Learning Through Experience

 

This class at the University of Oregon has been one of my favorite classes at the University. I’ve been trying to put my finger on why this has been for most of the term. I couldn’t tell if it was because finally all the concepts I have learned throughout my time at the University were finally applied to something I am passionate about or if it was the new subject matter. I haven’t been in school for the past year and have been learning through my experiences. When I came back this term, I felt as though I had outgrown school. I wasn’t ready to sit in a classroom and analyze some reading that has nothing to do with me.

 

With the overarching theme and question “what is education,” I became a little wary of answering this within a class, in a university. I did not feel as though it was right to prescribe a definition to something that every person experiences differently. Yet, through this class I am beginning to learn what education means to me.

 

I had felt pigeonholed into this version of education, something that I knew was important and necessary toward my future career but I had outgrown this model of traditional western education. Now I feel as though learning through my experiences is more important, these are the things that are going to shape me.

 

This class’s openness to choose what we are interested in, to apply different concepts to these topics made this so interesting. And it wasn’t just me because each person’s passions and interests in their topic and their own experiences with education added to the excitement of the class.
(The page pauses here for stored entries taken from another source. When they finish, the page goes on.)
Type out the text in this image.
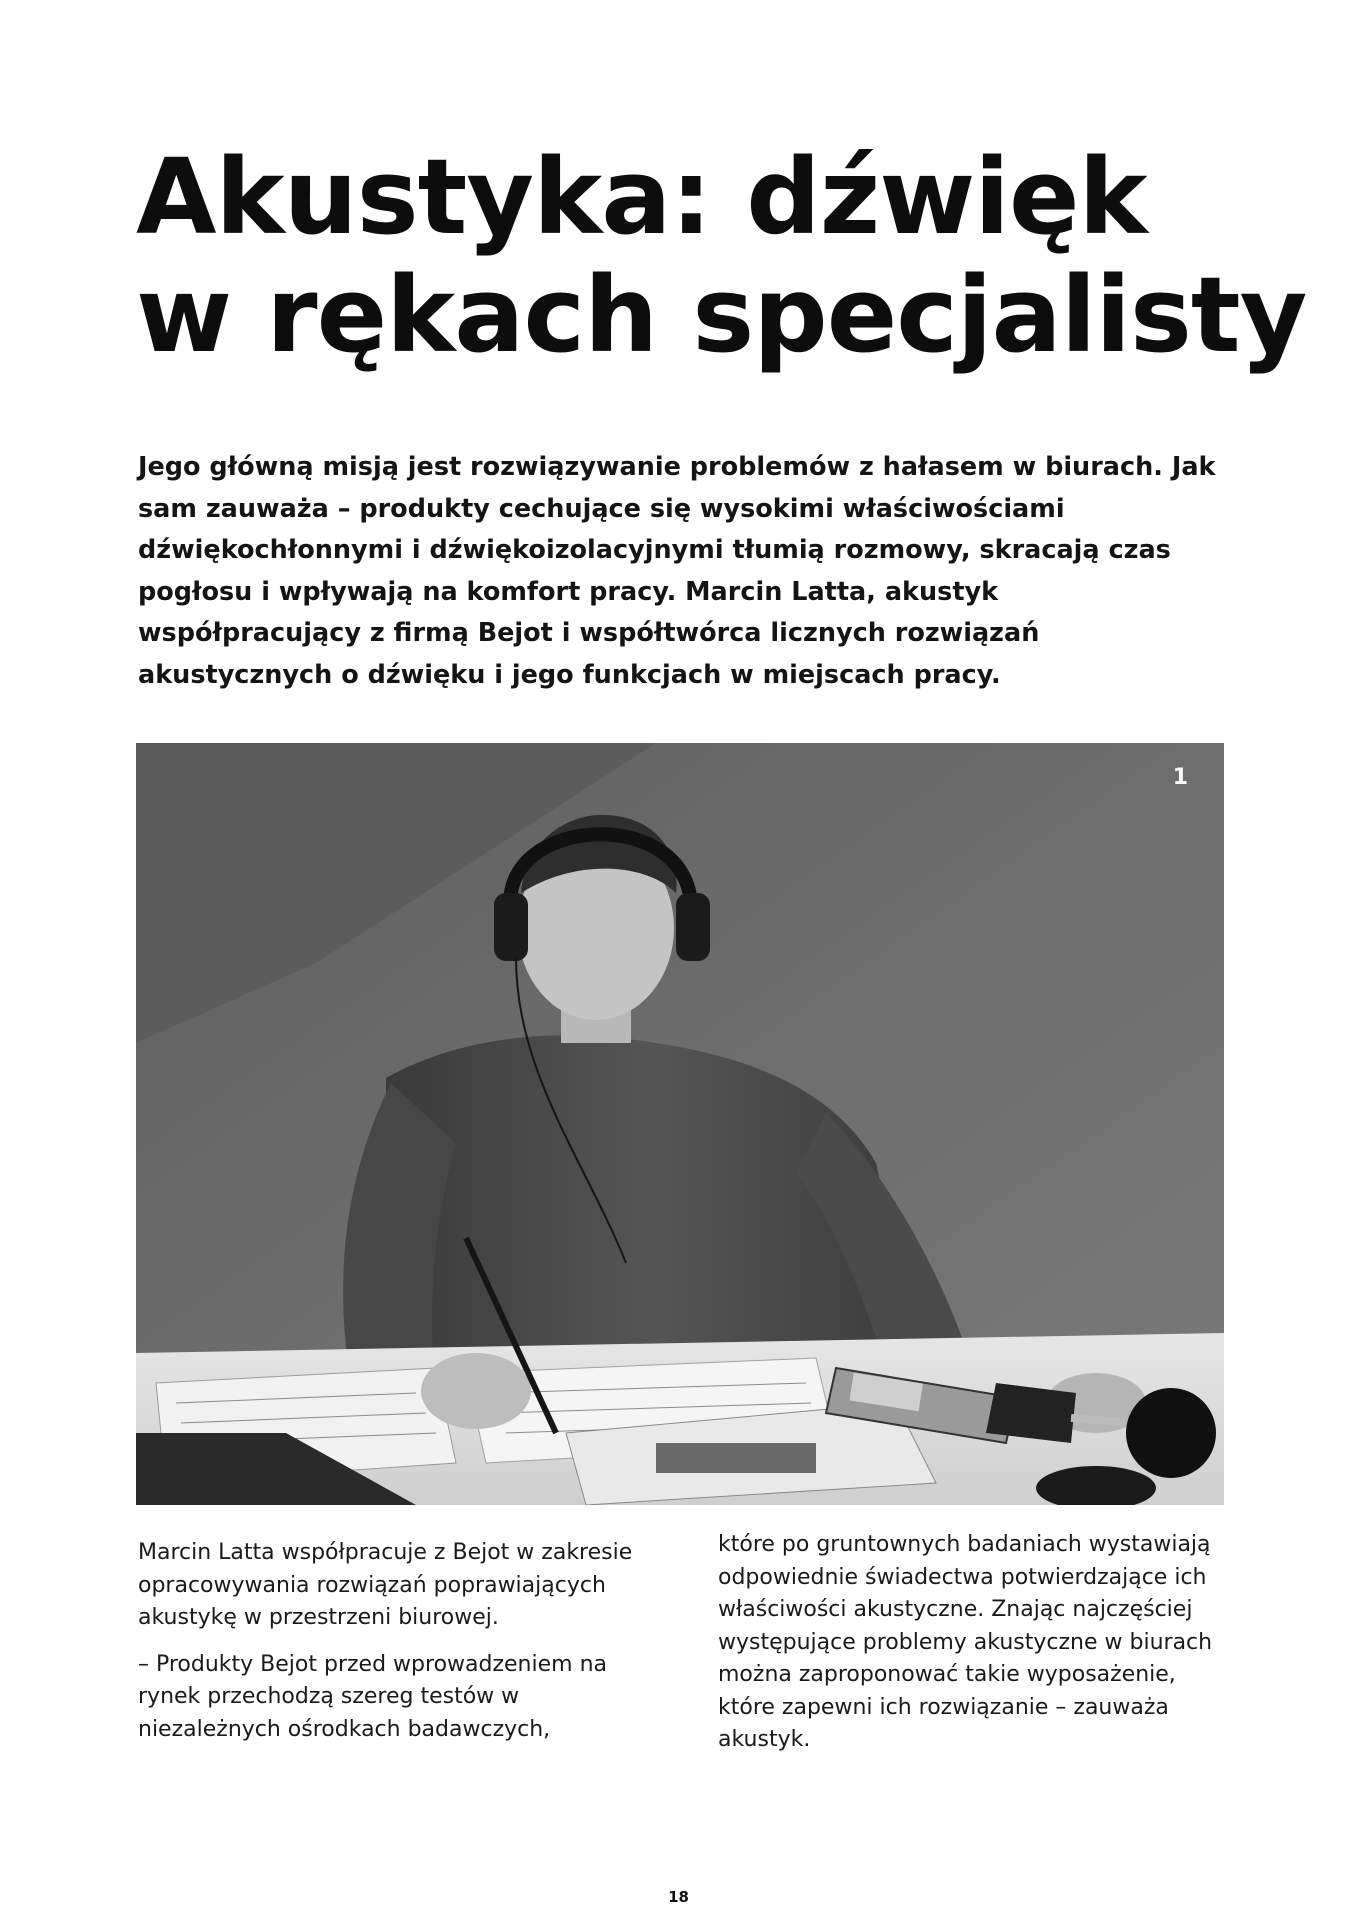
Akustyka: dźwięk
w rękach specjalisty

Jego główną misją jest rozwiązywanie problemów z hałasem w biurach. Jak sam zauważa – produkty cechujące się wysokimi właściwościami dźwiękochłonnymi i dźwiękoizolacyjnymi tłumią rozmowy, skracają czas pogłosu i wpływają na komfort pracy. Marcin Latta, akustyk współpracujący z firmą Bejot i współtwórca licznych rozwiązań akustycznych o dźwięku i jego funkcjach w miejscach pracy.

1

Marcin Latta współpracuje z Bejot w zakresie opracowywania rozwiązań poprawiających akustykę w przestrzeni biurowej.

– Produkty Bejot przed wprowadzeniem na rynek przechodzą szereg testów w niezależnych ośrodkach badawczych,

które po gruntownych badaniach wystawiają odpowiednie świadectwa potwierdzające ich właściwości akustyczne. Znając najczęściej występujące problemy akustyczne w biurach można zaproponować takie wyposażenie, które zapewni ich rozwiązanie – zauważa akustyk.

18
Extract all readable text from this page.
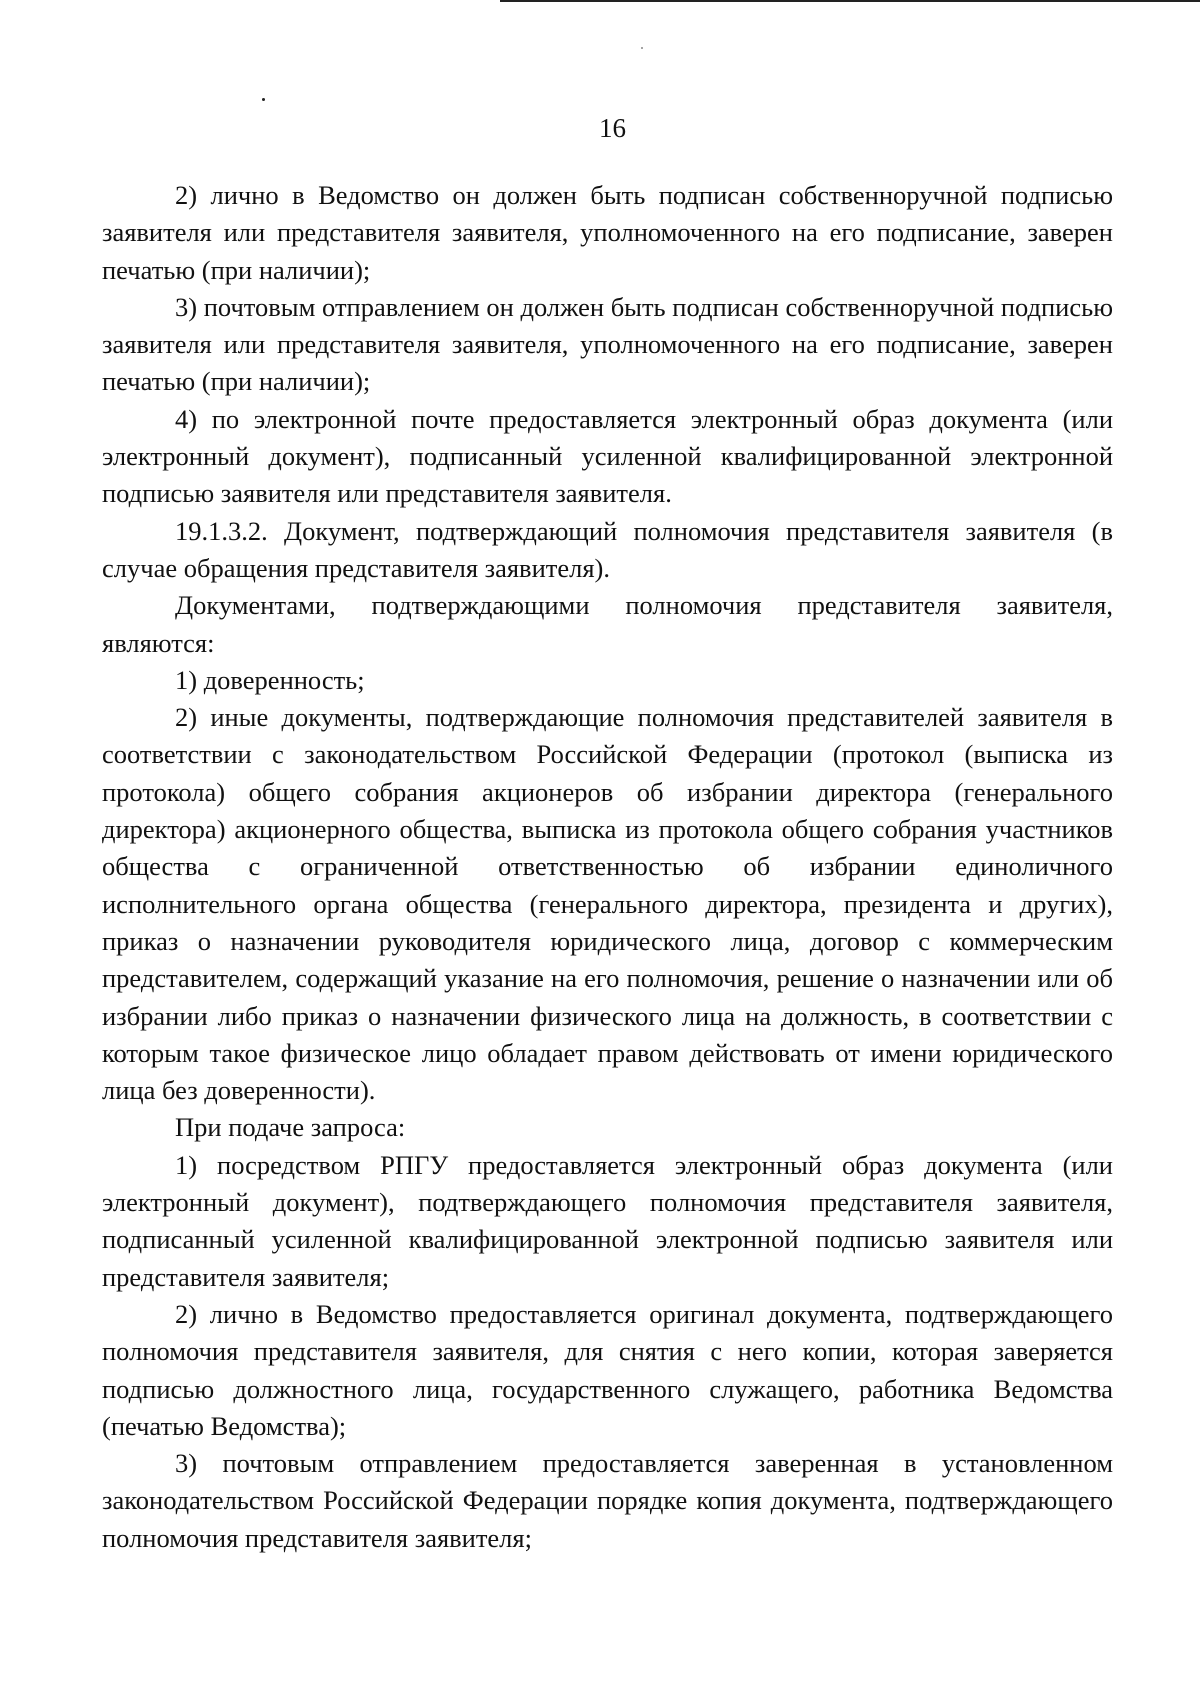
16

2) лично в Ведомство он должен быть подписан собственноручной подписью заявителя или представителя заявителя, уполномоченного на его подписание, заверен печатью (при наличии);

3) почтовым отправлением он должен быть подписан собственноручной подписью заявителя или представителя заявителя, уполномоченного на его подписание, заверен печатью (при наличии);

4) по электронной почте предоставляется электронный образ документа (или электронный документ), подписанный усиленной квалифицированной электронной подписью заявителя или представителя заявителя.

19.1.3.2. Документ, подтверждающий полномочия представителя заявителя (в случае обращения представителя заявителя).

Документами, подтверждающими полномочия представителя заявителя, являются:

1) доверенность;

2) иные документы, подтверждающие полномочия представителей заявителя в соответствии с законодательством Российской Федерации (протокол (выписка из протокола) общего собрания акционеров об избрании директора (генерального директора) акционерного общества, выписка из протокола общего собрания участников общества с ограниченной ответственностью об избрании единоличного исполнительного органа общества (генерального директора, президента и других), приказ о назначении руководителя юридического лица, договор с коммерческим представителем, содержащий указание на его полномочия, решение о назначении или об избрании либо приказ о назначении физического лица на должность, в соответствии с которым такое физическое лицо обладает правом действовать от имени юридического лица без доверенности).

При подаче запроса:

1) посредством РПГУ предоставляется электронный образ документа (или электронный документ), подтверждающего полномочия представителя заявителя, подписанный усиленной квалифицированной электронной подписью заявителя или представителя заявителя;

2) лично в Ведомство предоставляется оригинал документа, подтверждающего полномочия представителя заявителя, для снятия с него копии, которая заверяется подписью должностного лица, государственного служащего, работника Ведомства (печатью Ведомства);

3) почтовым отправлением предоставляется заверенная в установленном законодательством Российской Федерации порядке копия документа, подтверждающего полномочия представителя заявителя;
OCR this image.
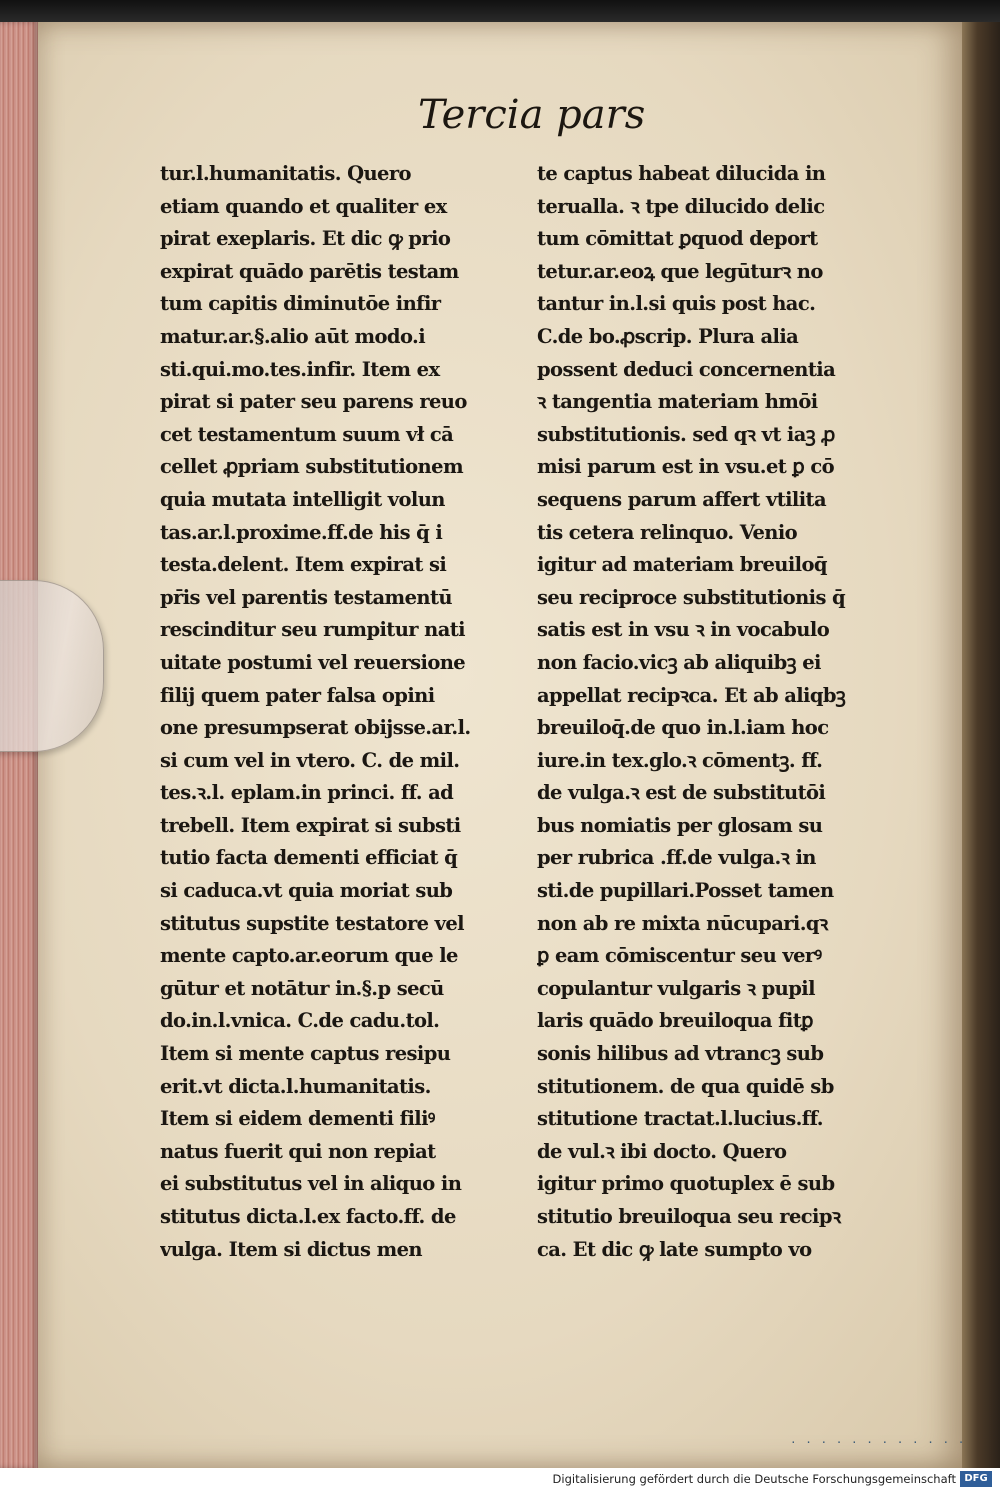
· · · · · · · · · · · ·
Tercia pars
tur.l.humanitatis. Quero
etiam quando et qualiter ex
pirat exeplaris. Et dic ꝙ prio
expirat quādo parētis testam
tum capitis diminutōe infir
matur.ar.§.alio aūt modo.i
sti.qui.mo.tes.infir. Item ex
pirat si pater seu parens reuo
cet testamentum suum vł cā
cellet ꝓpriam substitutionem
quia mutata intelligit volun
tas.ar.l.proxime.ff.de his q̄ i
testa.delent. Item expirat si
pr̄is vel parentis testamentū
rescinditur seu rumpitur nati
uitate postumi vel reuersione
filij quem pater falsa opini
one presumpserat obijsse.ar.l.
si cum vel in vtero. C. de mil.
tes.ꝛ.l. eplam.in princi. ff. ad
trebell. Item expirat si substi
tutio facta dementi efficiat q̄
si caduca.vt quia moriat sub
stitutus supstite testatore vel
mente capto.ar.eorum que le
gūtur et notātur in.§.p secū
do.in.l.vnica. C.de cadu.tol.
Item si mente captus resipu
erit.vt dicta.l.humanitatis.
Item si eidem dementi filiꝰ
natus fuerit qui non repiat
ei substitutus vel in aliquo in
stitutus dicta.l.ex facto.ff. de
vulga. Item si dictus men
te captus habeat dilucida in
teruallа. ꝛ tpe dilucido delic
tum cōmittat ꝑquod deport
tetur.ar.eoꝝ que legūturꝛ no
tantur in.l.si quis post hac.
C.de bo.ꝓscrip. Plura alia
possent deduci concernentia
ꝛ tangentia materiam hmōi
substitutionis. sed qꝛ vt iaꝫ ꝓ
misi parum est in vsu.et ꝑ cō
sequens parum affert vtilita
tis cetera relinquo. Venio
igitur ad materiam breuiloq̄
seu reciproce substitutionis q̄
satis est in vsu ꝛ in vocabulo
non facio.vicꝫ ab aliquibꝫ ei
appellat recipꝛca. Et ab aliqbꝫ
breuiloq̄.de quo in.l.iam hoc
iure.in tex.glo.ꝛ cōmentꝫ. ff.
de vulga.ꝛ est de substitutōi
bus nomiatis per glosam su
per rubrica .ff.de vulga.ꝛ in
sti.de pupillari.Posset tamen
non ab re mixta nūcupari.qꝛ
ꝑ eam cōmiscentur seu verꝰ
copulantur vulgaris ꝛ pupil
laris quādo breuiloqua fitꝑ
sonis hilibus ad vtrancꝫ sub
stitutionem. de qua quidē sb
stitutione tractat.l.lucius.ff.
de vul.ꝛ ibi docto. Quero
igitur primo quotuplex ē sub
stitutio breuiloqua seu recipꝛ
ca. Et dic ꝙ late sumpto vo
Digitalisierung gefördert durch die Deutsche Forschungsgemeinschaft DFG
By creating our own course schedule and allowing there to be a dialogue about what we felt was important to our own education. We have all come to the point in our lives where we know how we learn best and we were able to create this environment in this class. “Learning is the process of ‘unknowing’ what one thinks one knows” [1].  In this class we did this, now I can examine and understand the mistakes and successes of global and local education as well as my own education experiences. I will always be learning and always be questioning what and how I have learned.

 

[1]] Shields, Robin. Globalization and International Education. 2013.